Orders for durable goods orders plummeted 1.1% in February after rising an upwardly revised 3.5% in January. Unusually harsh winter weather across the South and the oil patch took a toll on manufacturing activity during the month, delaying shipments into March. Aircraft orders more than doubled but are still coming back from safety issues with the Boeing 737 Max in 2019 and the pandemic. Aircraft orders are still off at a double-digit rate from already suppressed levels a year ago.

Core durable goods orders, which strip out defense and volatile aircraft orders and feed directly into the GDP calculations, dropped 0.8% for the month. That offset a slightly stronger-than-initially reported rise of 0.6% in January. Losses were broad-based. The largest declines outside of defense occurred in motor vehicles, which are suffering from supply chain disruptions. Computer chips have become scarce and forced production cuts in addition to the harsh weather.
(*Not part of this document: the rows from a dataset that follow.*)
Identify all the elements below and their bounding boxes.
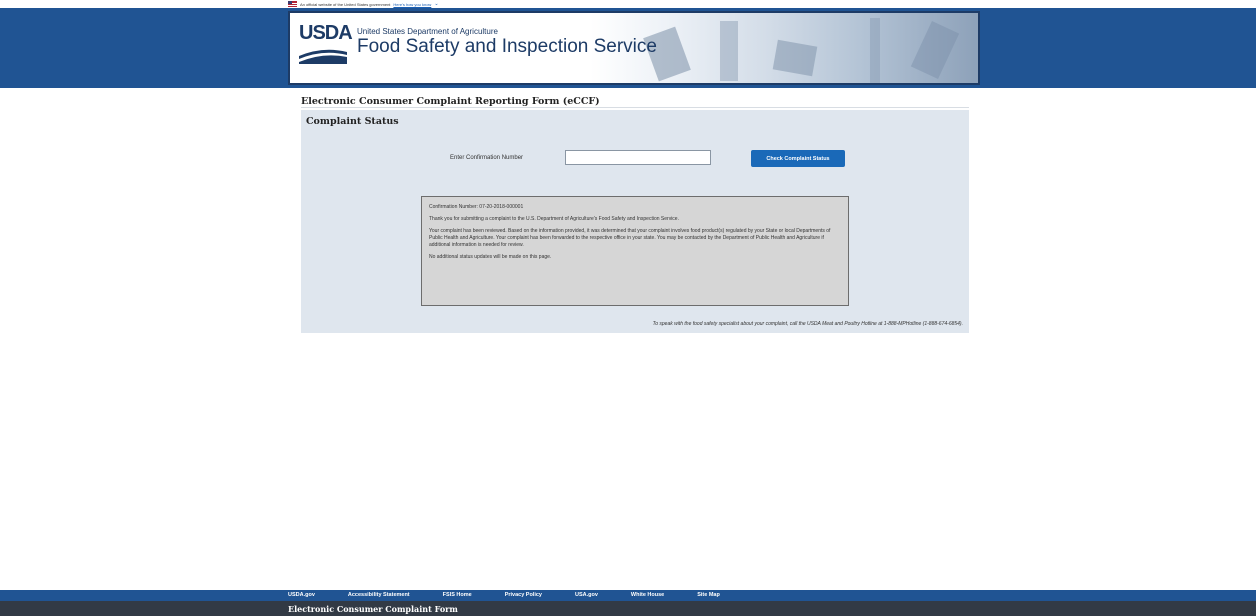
usda-logo[interactable]: USDA: [299, 22, 353, 45]
hotline-note: To speak with the food safety specialist…: [652, 321, 963, 327]
footer-link-site-map[interactable]: Site Map: [697, 592, 720, 598]
check-complaint-status-button[interactable]: Check Complaint Status: [751, 150, 845, 167]
status-result-box: Confirmation Number: 07-20-2018-000001 T…: [421, 196, 849, 306]
gov-banner-text: An official website of the United States…: [300, 1, 391, 7]
department-name: United States Department of Agriculture: [357, 27, 498, 36]
footer-link-accessibility[interactable]: Accessibility Statement: [348, 592, 410, 598]
footer-links-bar: USDA.gov Accessibility Statement FSIS Ho…: [0, 590, 1256, 601]
confirmation-label: Enter Confirmation Number: [450, 155, 524, 161]
footer-link-usa-gov[interactable]: USA.gov: [575, 592, 598, 598]
footer-link-privacy[interactable]: Privacy Policy: [505, 592, 542, 598]
footer-link-fsis-home[interactable]: FSIS Home: [443, 592, 472, 598]
us-flag-icon: [288, 1, 297, 7]
gov-banner: An official website of the United States…: [288, 0, 439, 8]
footer-link-usda[interactable]: USDA.gov: [288, 592, 315, 598]
review-outcome-text: Your complaint has been reviewed. Based …: [429, 228, 831, 248]
heres-how-link[interactable]: Here's how you know: [393, 2, 431, 7]
panel-heading: Complaint Status: [306, 116, 399, 127]
divider: [301, 107, 969, 108]
footer-link-white-house[interactable]: White House: [631, 592, 664, 598]
confirmation-number-input[interactable]: [565, 150, 711, 165]
site-header: USDA United States Department of Agricul…: [288, 11, 980, 85]
confirmation-number-text: Confirmation Number: 07-20-2018-000001: [429, 204, 524, 210]
agency-name: Food Safety and Inspection Service: [357, 36, 657, 57]
usda-swoosh-icon: [299, 49, 347, 64]
page-title: Electronic Consumer Complaint Reporting …: [301, 96, 600, 107]
chevron-down-icon[interactable]: ⌄: [434, 1, 438, 7]
footer-title: Electronic Consumer Complaint Form: [288, 604, 458, 614]
complaint-status-panel: Complaint Status Enter Confirmation Numb…: [301, 110, 969, 333]
footer-bottom: Electronic Consumer Complaint Form: [0, 601, 1256, 616]
thank-you-text: Thank you for submitting a complaint to …: [429, 216, 679, 222]
no-updates-text: No additional status updates will be mad…: [429, 254, 552, 260]
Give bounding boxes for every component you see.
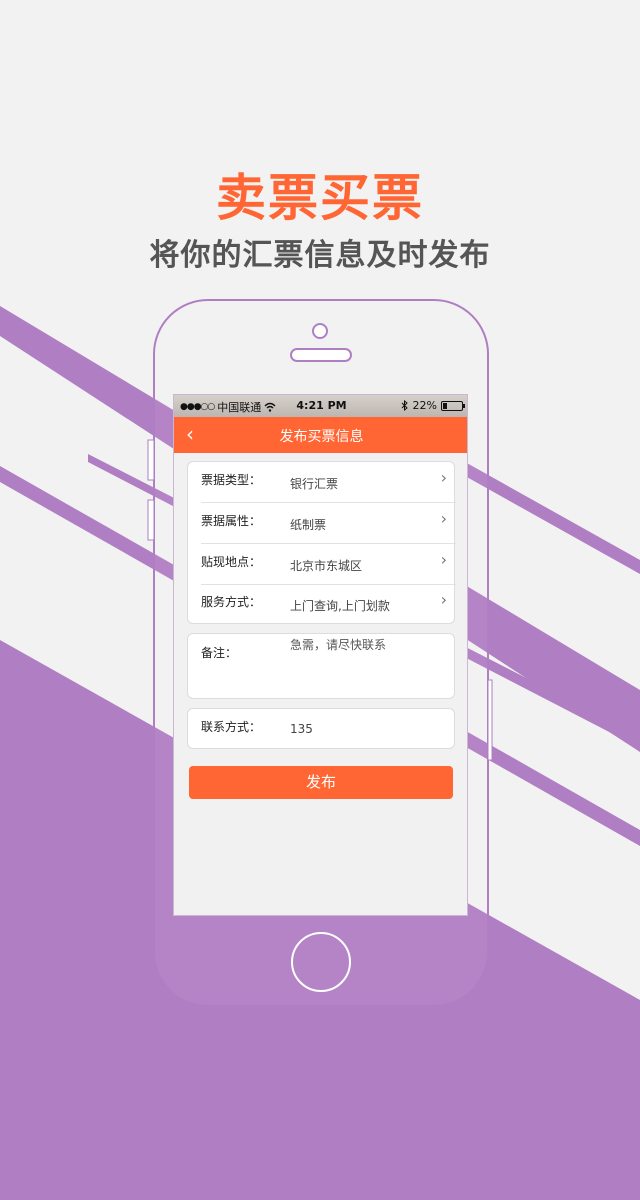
battery-icon (441, 400, 465, 411)
form-row-label: 票据类型： (201, 473, 262, 487)
contact-input[interactable]: 135 (290, 722, 313, 736)
form-row-value: 上门查询,上门划款 (290, 599, 390, 613)
form-row-label: 贴现地点： (201, 555, 262, 569)
form-row-discount-location[interactable]: 贴现地点： 北京市东城区 › (188, 544, 456, 585)
form-row-service-method[interactable]: 服务方式： 上门查询,上门划款 › (188, 584, 456, 625)
promo-subline: 将你的汇票信息及时发布 (149, 238, 491, 273)
bluetooth-icon (401, 400, 408, 411)
phone-screen: ●●●○○ 中国联通 4:21 PM 22% ‹ 发布买票信息 票据类型： 银行 (173, 394, 468, 916)
chevron-right-icon: › (440, 550, 447, 569)
form-row-bill-attribute[interactable]: 票据属性： 纸制票 › (188, 503, 456, 544)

That is despite strong demand. Many dealer lots have hit record lows on their inventories, which have pushed up prices.

Rental car fleets have dwindled to nearly nothing, which is pushing up prices on rental cars. Federal Reserve President Tom Barkin told an audience he recently paid $300 a day for a rental, when discussing the kind of transitory inflation flare we could see in response to reopening the economy. Those costs will come down once current bottlenecks are resolved and the rental car companies replenish their fleets. The greatest demand for rental cars was for business travel before the pandemic, which is expected to come back more slowly than leisure travel over the summer. Core orders overall are still up 8.5% from a year ago even after weather-related losses in February.

Core shipments fell by 1% as electricity outages and weather shut down plants. That follows an upwardly revised increase of 1.9% in January. Core shipments were still up 7.3% from a year ago in February.

Look for a large rebound In March. A recent survey of CFOs by the Federal Reserve and Duke University revealed that half were using or planning to use automation to replace workers as the economy reopens. That is just one of many reasons that the Fed is more cautious than the bond market in waiting for employment to come back.